BioLite manufactures a larger model called the HomeStove that is intended for third world countries and purchases of the smaller CampStove help fund providing HomeStove to needy families. The stove is more efficient at burning wood due to a built in fan which feeds more oxygen to the fire, and the stove produces less pollution than convention wood fires.
The USB port on the CampStove delivers 5 volts at a nominal 2 watts of power, with up to 4 watts power peak. That’s not a whole lot of power especially when talking about 12 volt powered QRP rigs, but it’s definitely up to the task of topping off your phone battery each meal. Undoubtedly for a long hike one would want a small solar panel to charge rig batteries. Perhaps a high efficiency 5 volt to 12 volt converter would allow charging of rig batteries with CampStove during meals or long periods of overcast, solar panel unfriendly skies.

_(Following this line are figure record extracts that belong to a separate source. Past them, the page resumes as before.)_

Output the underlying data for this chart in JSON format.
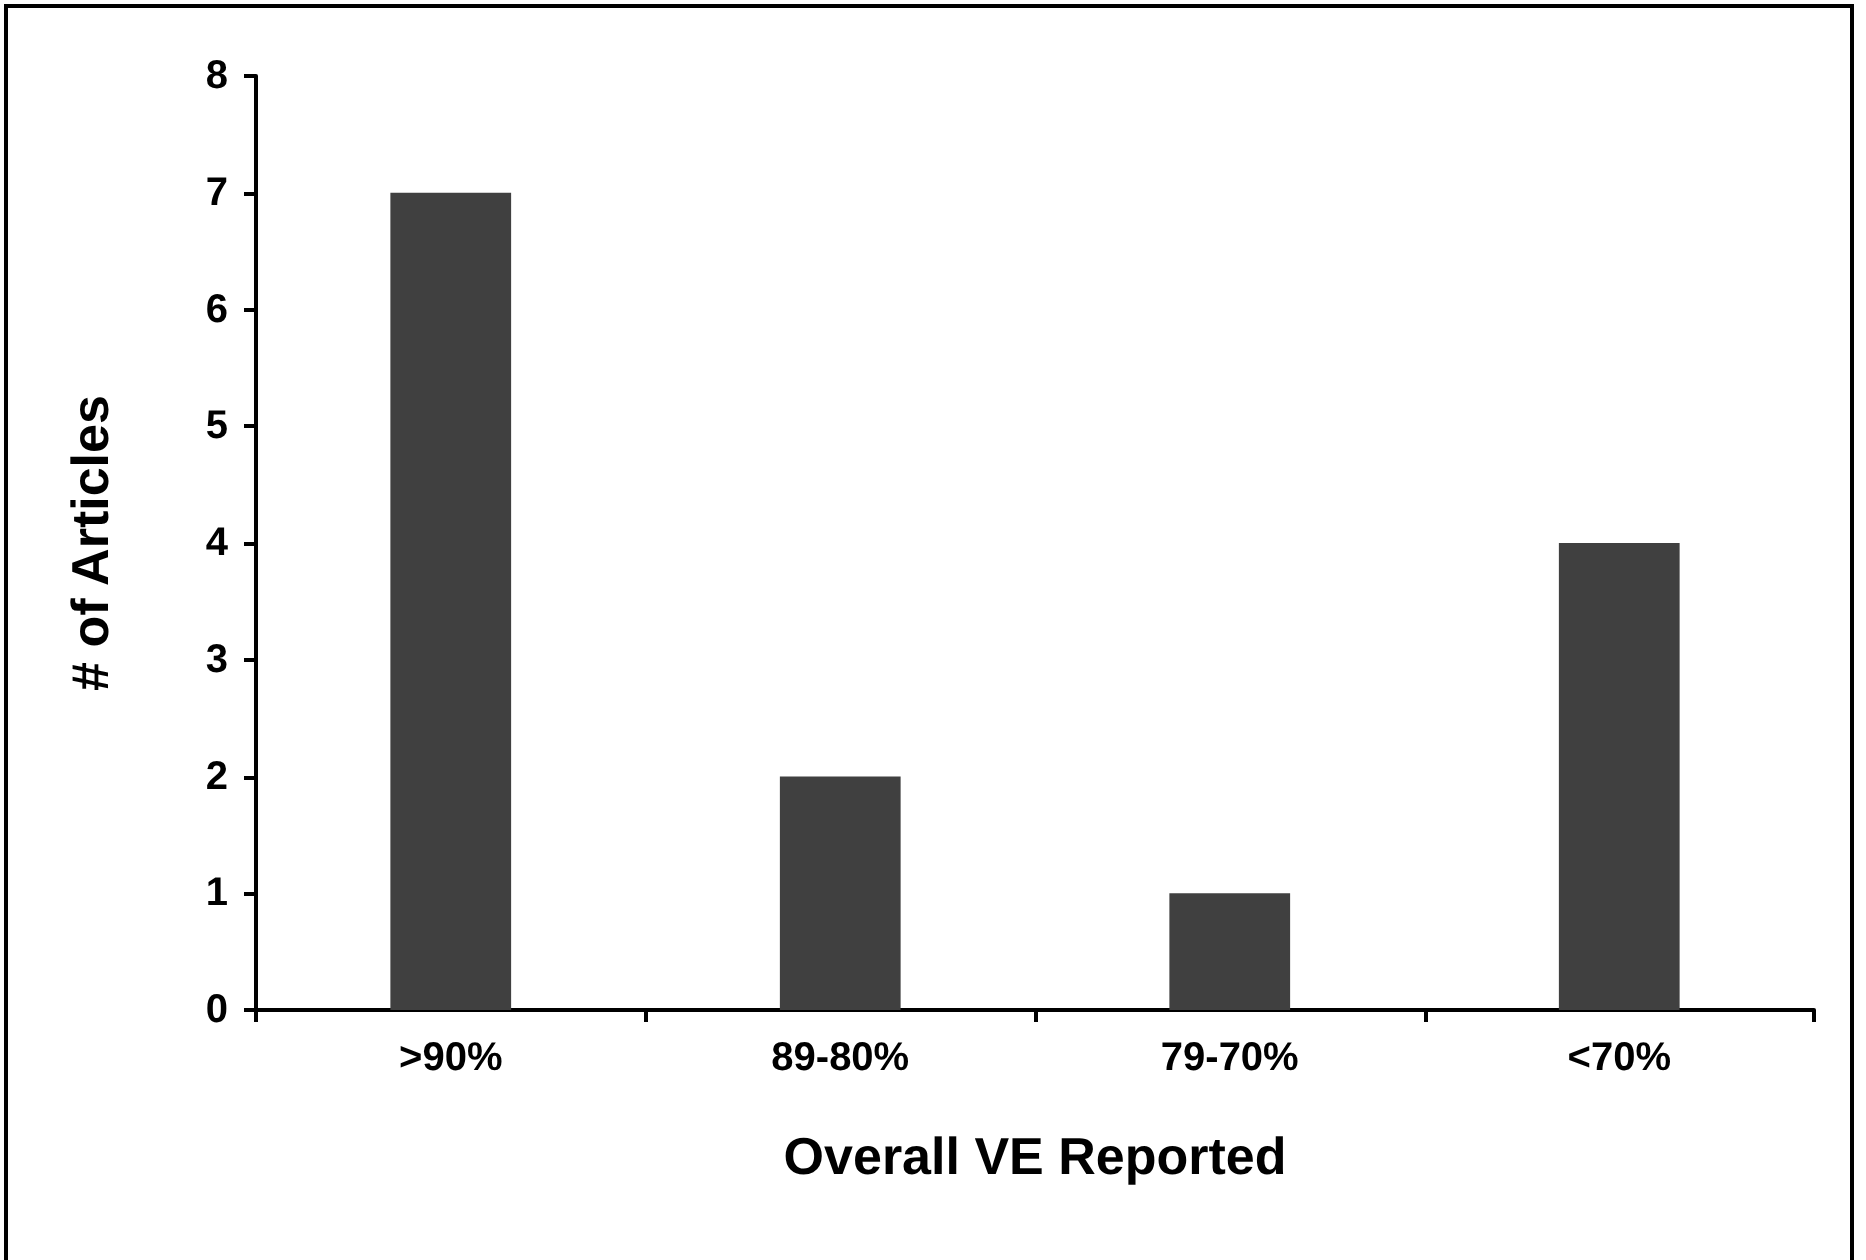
{
  "chart_data": {
    "type": "bar",
    "xlabel": "Overall VE Reported",
    "ylabel": "# of Articles",
    "categories": [
      ">90%",
      "89-80%",
      "79-70%",
      "<70%"
    ],
    "values": [
      7,
      2,
      1,
      4
    ],
    "color": "#404040",
    "ylim": [
      0,
      8
    ],
    "yticks": [
      0,
      1,
      2,
      3,
      4,
      5,
      6,
      7,
      8
    ],
    "grid": false
  }
}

The CampStove is $129 US and can be purchased on the website, though new orders currently aren’t shipping until July. I may get one just to try it out and have another hiking stove option and support BioLite’s efforts in poor countries.
2 thoughts on “Backpacking Power”
Goody, great post. I’ve played around with peltier coolers, and playing a flame across one yields a surprising amount of current. To me woodburning radio is the future of portable operation. Very best regards, Tom, AB9NZ
a solar panel on your pack while you hike all day is a more practical solution. i can see it now, little fires burning all night to top off gadgets no one “needed” a decade ago.